The ports are there for a reason, it is idiotic to serve everything over http as you would need a mechanism to distinguish the different flows of traffic anyhow.
We can either have a standard and accept that bad actors will use it against us, or we can accept the chaos that results from abandoning it.
I think this is an acceptable alternative. In the same way that your mail service is legally required to deliver your mail as part of their universal service obligation (without reading it).
Reverse proxies can disambiguate based on the SNI. I could run telnetd on port 23, but have port 23 firewalled off, and have my reverse proxy listening on port 443 with TLS forward anything going to telnet.mydomain.com to telnetd. Obviously, my client would need to support that, but a client-side proxy could easily handle that just as well.
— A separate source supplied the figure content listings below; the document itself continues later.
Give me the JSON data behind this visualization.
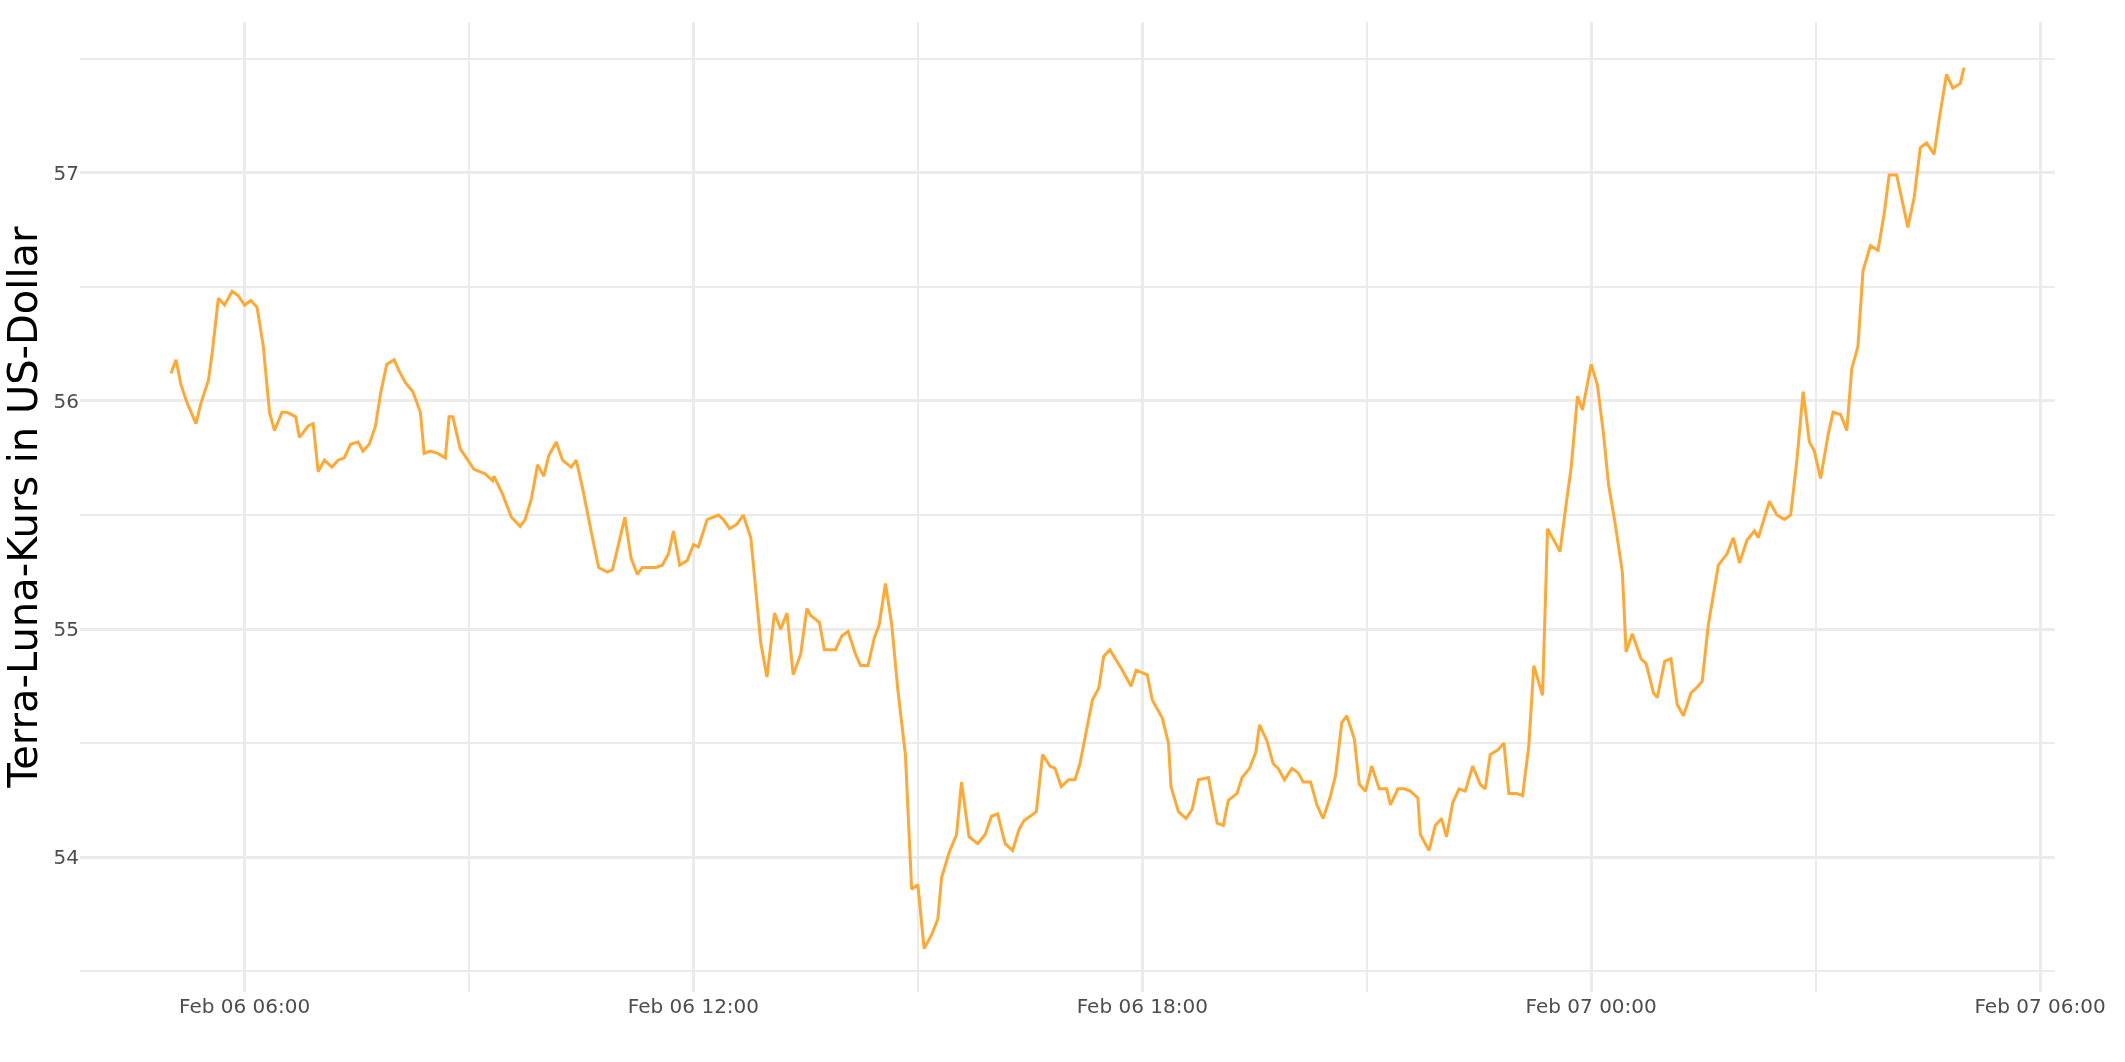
{
  "chart_data": {
    "type": "line",
    "ylabel": "Terra-Luna-Kurs in US-Dollar",
    "xlim": [
      "--02-06T03:48",
      "--02-07T06:12"
    ],
    "ylim": [
      53.41,
      57.66
    ],
    "xticks": [
      {
        "value": "--02-06T06:00",
        "label": "Feb 06 06:00"
      },
      {
        "value": "--02-06T09:00",
        "label": null
      },
      {
        "value": "--02-06T12:00",
        "label": "Feb 06 12:00"
      },
      {
        "value": "--02-06T15:00",
        "label": null
      },
      {
        "value": "--02-06T18:00",
        "label": "Feb 06 18:00"
      },
      {
        "value": "--02-06T21:00",
        "label": null
      },
      {
        "value": "--02-07T00:00",
        "label": "Feb 07 00:00"
      },
      {
        "value": "--02-07T03:00",
        "label": null
      },
      {
        "value": "--02-07T06:00",
        "label": "Feb 07 06:00"
      }
    ],
    "yticks": [
      {
        "value": 53.5,
        "label": null
      },
      54,
      {
        "value": 54.5,
        "label": null
      },
      55,
      {
        "value": 55.5,
        "label": null
      },
      56,
      {
        "value": 56.5,
        "label": null
      },
      57,
      {
        "value": 57.5,
        "label": null
      }
    ],
    "grid": true,
    "line_style": "solid",
    "x": [
      "--02-06T05:01",
      "--02-06T05:05",
      "--02-06T05:09",
      "--02-06T05:14",
      "--02-06T05:21",
      "--02-06T05:25",
      "--02-06T05:31",
      "--02-06T05:34",
      "--02-06T05:39",
      "--02-06T05:44",
      "--02-06T05:50",
      "--02-06T05:55",
      "--02-06T06:00",
      "--02-06T06:05",
      "--02-06T06:10",
      "--02-06T06:15",
      "--02-06T06:20",
      "--02-06T06:24",
      "--02-06T06:30",
      "--02-06T06:34",
      "--02-06T06:41",
      "--02-06T06:44",
      "--02-06T06:51",
      "--02-06T06:55",
      "--02-06T06:59",
      "--02-06T07:04",
      "--02-06T07:10",
      "--02-06T07:15",
      "--02-06T07:20",
      "--02-06T07:25",
      "--02-06T07:31",
      "--02-06T07:35",
      "--02-06T07:40",
      "--02-06T07:45",
      "--02-06T07:49",
      "--02-06T07:54",
      "--02-06T08:00",
      "--02-06T08:04",
      "--02-06T08:09",
      "--02-06T08:15",
      "--02-06T08:21",
      "--02-06T08:24",
      "--02-06T08:29",
      "--02-06T08:35",
      "--02-06T08:41",
      "--02-06T08:44",
      "--02-06T08:47",
      "--02-06T08:53",
      "--02-06T09:04",
      "--02-06T09:13",
      "--02-06T09:19",
      "--02-06T09:20",
      "--02-06T09:27",
      "--02-06T09:34",
      "--02-06T09:41",
      "--02-06T09:45",
      "--02-06T09:50",
      "--02-06T09:55",
      "--02-06T10:00",
      "--02-06T10:04",
      "--02-06T10:10",
      "--02-06T10:15",
      "--02-06T10:22",
      "--02-06T10:26",
      "--02-06T10:31",
      "--02-06T10:39",
      "--02-06T10:44",
      "--02-06T10:51",
      "--02-06T10:55",
      "--02-06T10:59",
      "--02-06T11:05",
      "--02-06T11:10",
      "--02-06T11:15",
      "--02-06T11:19",
      "--02-06T11:30",
      "--02-06T11:35",
      "--02-06T11:40",
      "--02-06T11:44",
      "--02-06T11:49",
      "--02-06T11:55",
      "--02-06T12:00",
      "--02-06T12:04",
      "--02-06T12:11",
      "--02-06T12:20",
      "--02-06T12:24",
      "--02-06T12:29",
      "--02-06T12:35",
      "--02-06T12:40",
      "--02-06T12:46",
      "--02-06T12:49",
      "--02-06T12:54",
      "--02-06T12:59",
      "--02-06T13:05",
      "--02-06T13:10",
      "--02-06T13:15",
      "--02-06T13:20",
      "--02-06T13:26",
      "--02-06T13:31",
      "--02-06T13:34",
      "--02-06T13:41",
      "--02-06T13:45",
      "--02-06T13:54",
      "--02-06T13:59",
      "--02-06T14:04",
      "--02-06T14:10",
      "--02-06T14:14",
      "--02-06T14:20",
      "--02-06T14:25",
      "--02-06T14:29",
      "--02-06T14:34",
      "--02-06T14:39",
      "--02-06T14:44",
      "--02-06T14:50",
      "--02-06T14:55",
      "--02-06T15:00",
      "--02-06T15:05",
      "--02-06T15:11",
      "--02-06T15:16",
      "--02-06T15:19",
      "--02-06T15:25",
      "--02-06T15:31",
      "--02-06T15:35",
      "--02-06T15:41",
      "--02-06T15:48",
      "--02-06T15:54",
      "--02-06T15:59",
      "--02-06T16:04",
      "--02-06T16:10",
      "--02-06T16:16",
      "--02-06T16:21",
      "--02-06T16:25",
      "--02-06T16:35",
      "--02-06T16:40",
      "--02-06T16:46",
      "--02-06T16:50",
      "--02-06T16:55",
      "--02-06T17:01",
      "--02-06T17:06",
      "--02-06T17:10",
      "--02-06T17:15",
      "--02-06T17:20",
      "--02-06T17:25",
      "--02-06T17:29",
      "--02-06T17:34",
      "--02-06T17:44",
      "--02-06T17:51",
      "--02-06T17:55",
      "--02-06T18:04",
      "--02-06T18:08",
      "--02-06T18:16",
      "--02-06T18:21",
      "--02-06T18:23",
      "--02-06T18:29",
      "--02-06T18:35",
      "--02-06T18:40",
      "--02-06T18:45",
      "--02-06T18:53",
      "--02-06T19:00",
      "--02-06T19:05",
      "--02-06T19:09",
      "--02-06T19:16",
      "--02-06T19:20",
      "--02-06T19:26",
      "--02-06T19:31",
      "--02-06T19:34",
      "--02-06T19:40",
      "--02-06T19:45",
      "--02-06T19:49",
      "--02-06T19:54",
      "--02-06T20:00",
      "--02-06T20:05",
      "--02-06T20:09",
      "--02-06T20:15",
      "--02-06T20:20",
      "--02-06T20:25",
      "--02-06T20:31",
      "--02-06T20:35",
      "--02-06T20:40",
      "--02-06T20:44",
      "--02-06T20:50",
      "--02-06T20:54",
      "--02-06T20:59",
      "--02-06T21:04",
      "--02-06T21:10",
      "--02-06T21:16",
      "--02-06T21:19",
      "--02-06T21:25",
      "--02-06T21:30",
      "--02-06T21:35",
      "--02-06T21:41",
      "--02-06T21:43",
      "--02-06T21:50",
      "--02-06T21:55",
      "--02-06T22:00",
      "--02-06T22:04",
      "--02-06T22:09",
      "--02-06T22:14",
      "--02-06T22:19",
      "--02-06T22:25",
      "--02-06T22:31",
      "--02-06T22:35",
      "--02-06T22:39",
      "--02-06T22:45",
      "--02-06T22:50",
      "--02-06T22:54",
      "--02-06T23:00",
      "--02-06T23:05",
      "--02-06T23:10",
      "--02-06T23:14",
      "--02-06T23:21",
      "--02-06T23:25",
      "--02-06T23:31",
      "--02-06T23:35",
      "--02-06T23:40",
      "--02-06T23:44",
      "--02-06T23:49",
      "--02-06T23:53",
      "--02-07T00:00",
      "--02-07T00:05",
      "--02-07T00:10",
      "--02-07T00:14",
      "--02-07T00:19",
      "--02-07T00:25",
      "--02-07T00:28",
      "--02-07T00:33",
      "--02-07T00:40",
      "--02-07T00:44",
      "--02-07T00:50",
      "--02-07T00:53",
      "--02-07T00:59",
      "--02-07T01:04",
      "--02-07T01:09",
      "--02-07T01:14",
      "--02-07T01:20",
      "--02-07T01:24",
      "--02-07T01:29",
      "--02-07T01:34",
      "--02-07T01:42",
      "--02-07T01:49",
      "--02-07T01:54",
      "--02-07T01:59",
      "--02-07T02:05",
      "--02-07T02:11",
      "--02-07T02:14",
      "--02-07T02:23",
      "--02-07T02:29",
      "--02-07T02:35",
      "--02-07T02:40",
      "--02-07T02:45",
      "--02-07T02:50",
      "--02-07T02:55",
      "--02-07T02:59",
      "--02-07T03:04",
      "--02-07T03:10",
      "--02-07T03:14",
      "--02-07T03:20",
      "--02-07T03:25",
      "--02-07T03:29",
      "--02-07T03:34",
      "--02-07T03:38",
      "--02-07T03:44",
      "--02-07T03:50",
      "--02-07T03:55",
      "--02-07T03:59",
      "--02-07T04:05",
      "--02-07T04:14",
      "--02-07T04:19",
      "--02-07T04:24",
      "--02-07T04:29",
      "--02-07T04:35",
      "--02-07T04:39",
      "--02-07T04:45",
      "--02-07T04:50",
      "--02-07T04:56",
      "--02-07T04:59"
    ],
    "series": [
      {
        "color": "#ffa833",
        "values": [
          56.12,
          56.18,
          56.07,
          55.99,
          55.9,
          55.99,
          56.09,
          56.21,
          56.45,
          56.42,
          56.48,
          56.46,
          56.42,
          56.44,
          56.41,
          56.24,
          55.95,
          55.87,
          55.95,
          55.95,
          55.93,
          55.84,
          55.89,
          55.9,
          55.69,
          55.74,
          55.71,
          55.74,
          55.75,
          55.81,
          55.82,
          55.78,
          55.81,
          55.89,
          56.03,
          56.16,
          56.18,
          56.13,
          56.08,
          56.04,
          55.95,
          55.77,
          55.78,
          55.77,
          55.75,
          55.93,
          55.93,
          55.79,
          55.7,
          55.68,
          55.65,
          55.67,
          55.59,
          55.49,
          55.45,
          55.48,
          55.57,
          55.72,
          55.67,
          55.76,
          55.82,
          55.74,
          55.71,
          55.74,
          55.62,
          55.4,
          55.27,
          55.25,
          55.26,
          55.35,
          55.49,
          55.31,
          55.24,
          55.27,
          55.27,
          55.28,
          55.33,
          55.43,
          55.28,
          55.3,
          55.37,
          55.36,
          55.48,
          55.5,
          55.48,
          55.44,
          55.46,
          55.5,
          55.4,
          55.23,
          54.94,
          54.79,
          55.07,
          55.0,
          55.07,
          54.8,
          54.89,
          55.09,
          55.06,
          55.03,
          54.91,
          54.91,
          54.97,
          54.99,
          54.89,
          54.84,
          54.84,
          54.96,
          55.02,
          55.2,
          55.02,
          54.73,
          54.45,
          53.86,
          53.88,
          53.6,
          53.66,
          53.73,
          53.91,
          54.02,
          54.1,
          54.33,
          54.09,
          54.06,
          54.1,
          54.18,
          54.19,
          54.06,
          54.03,
          54.12,
          54.16,
          54.2,
          54.45,
          54.4,
          54.39,
          54.31,
          54.34,
          54.34,
          54.41,
          54.55,
          54.69,
          54.74,
          54.88,
          54.91,
          54.82,
          54.75,
          54.82,
          54.8,
          54.69,
          54.61,
          54.5,
          54.31,
          54.2,
          54.17,
          54.21,
          54.34,
          54.35,
          54.15,
          54.14,
          54.25,
          54.28,
          54.35,
          54.39,
          54.46,
          54.58,
          54.51,
          54.41,
          54.39,
          54.34,
          54.39,
          54.37,
          54.33,
          54.33,
          54.23,
          54.17,
          54.27,
          54.36,
          54.59,
          54.62,
          54.52,
          54.32,
          54.29,
          54.4,
          54.3,
          54.3,
          54.23,
          54.3,
          54.3,
          54.29,
          54.26,
          54.1,
          54.03,
          54.14,
          54.17,
          54.09,
          54.24,
          54.3,
          54.29,
          54.4,
          54.32,
          54.3,
          54.45,
          54.47,
          54.5,
          54.28,
          54.28,
          54.27,
          54.49,
          54.84,
          54.71,
          55.44,
          55.38,
          55.34,
          55.55,
          55.71,
          56.02,
          55.96,
          56.16,
          56.07,
          55.85,
          55.63,
          55.47,
          55.25,
          54.9,
          54.98,
          54.87,
          54.85,
          54.72,
          54.7,
          54.86,
          54.87,
          54.67,
          54.62,
          54.72,
          54.74,
          54.77,
          55.02,
          55.28,
          55.33,
          55.4,
          55.29,
          55.39,
          55.43,
          55.4,
          55.56,
          55.5,
          55.48,
          55.5,
          55.74,
          56.04,
          55.82,
          55.78,
          55.66,
          55.85,
          55.95,
          55.94,
          55.87,
          56.14,
          56.24,
          56.57,
          56.68,
          56.66,
          56.82,
          56.99,
          56.99,
          56.76,
          56.89,
          57.11,
          57.13,
          57.08,
          57.23,
          57.43,
          57.37,
          57.39,
          57.46
        ]
      }
    ]
  }
}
You would need to agree on a protocol and you would gain all the advantages but also the disadvantages of the tunneling protocol.
Protocol multiplexing/demultiplexing is a feature of software like sslh, nginx, and HAProxy exist, and they don't need to listen on multiple ports to speak multiple protocols or connect multiple services. Many advanced reverse proxies can do this with stream sniffing of some flavor.
People already do actually run everything through port 443 simultaneously.
If you route all your traffic through https that comes with all the upsides, for example the security layer (ssl). But also the downsides of for example overhead of headers. Currently we have an overarching (network layer) protocol, it is called IP. It divides the traffic into different ports at the host, these ports speak different protocols. If you move the multiplexing higher up the OSI stack, you are violating the principles of separation and making your stack less flexible, you are mixing OSI layers 4: transport up to 6: Presentation. Conflicting these layers can lead to big problems as this includes things like the Transport layer, for example the difference between udp/tcp is included there.
The beauty of the network stack is that there are certain layers that separate responsibility. This allows the stack to apply to wildly different scenarios. However I do agree that there should be no filtering applied on behalf of the customers.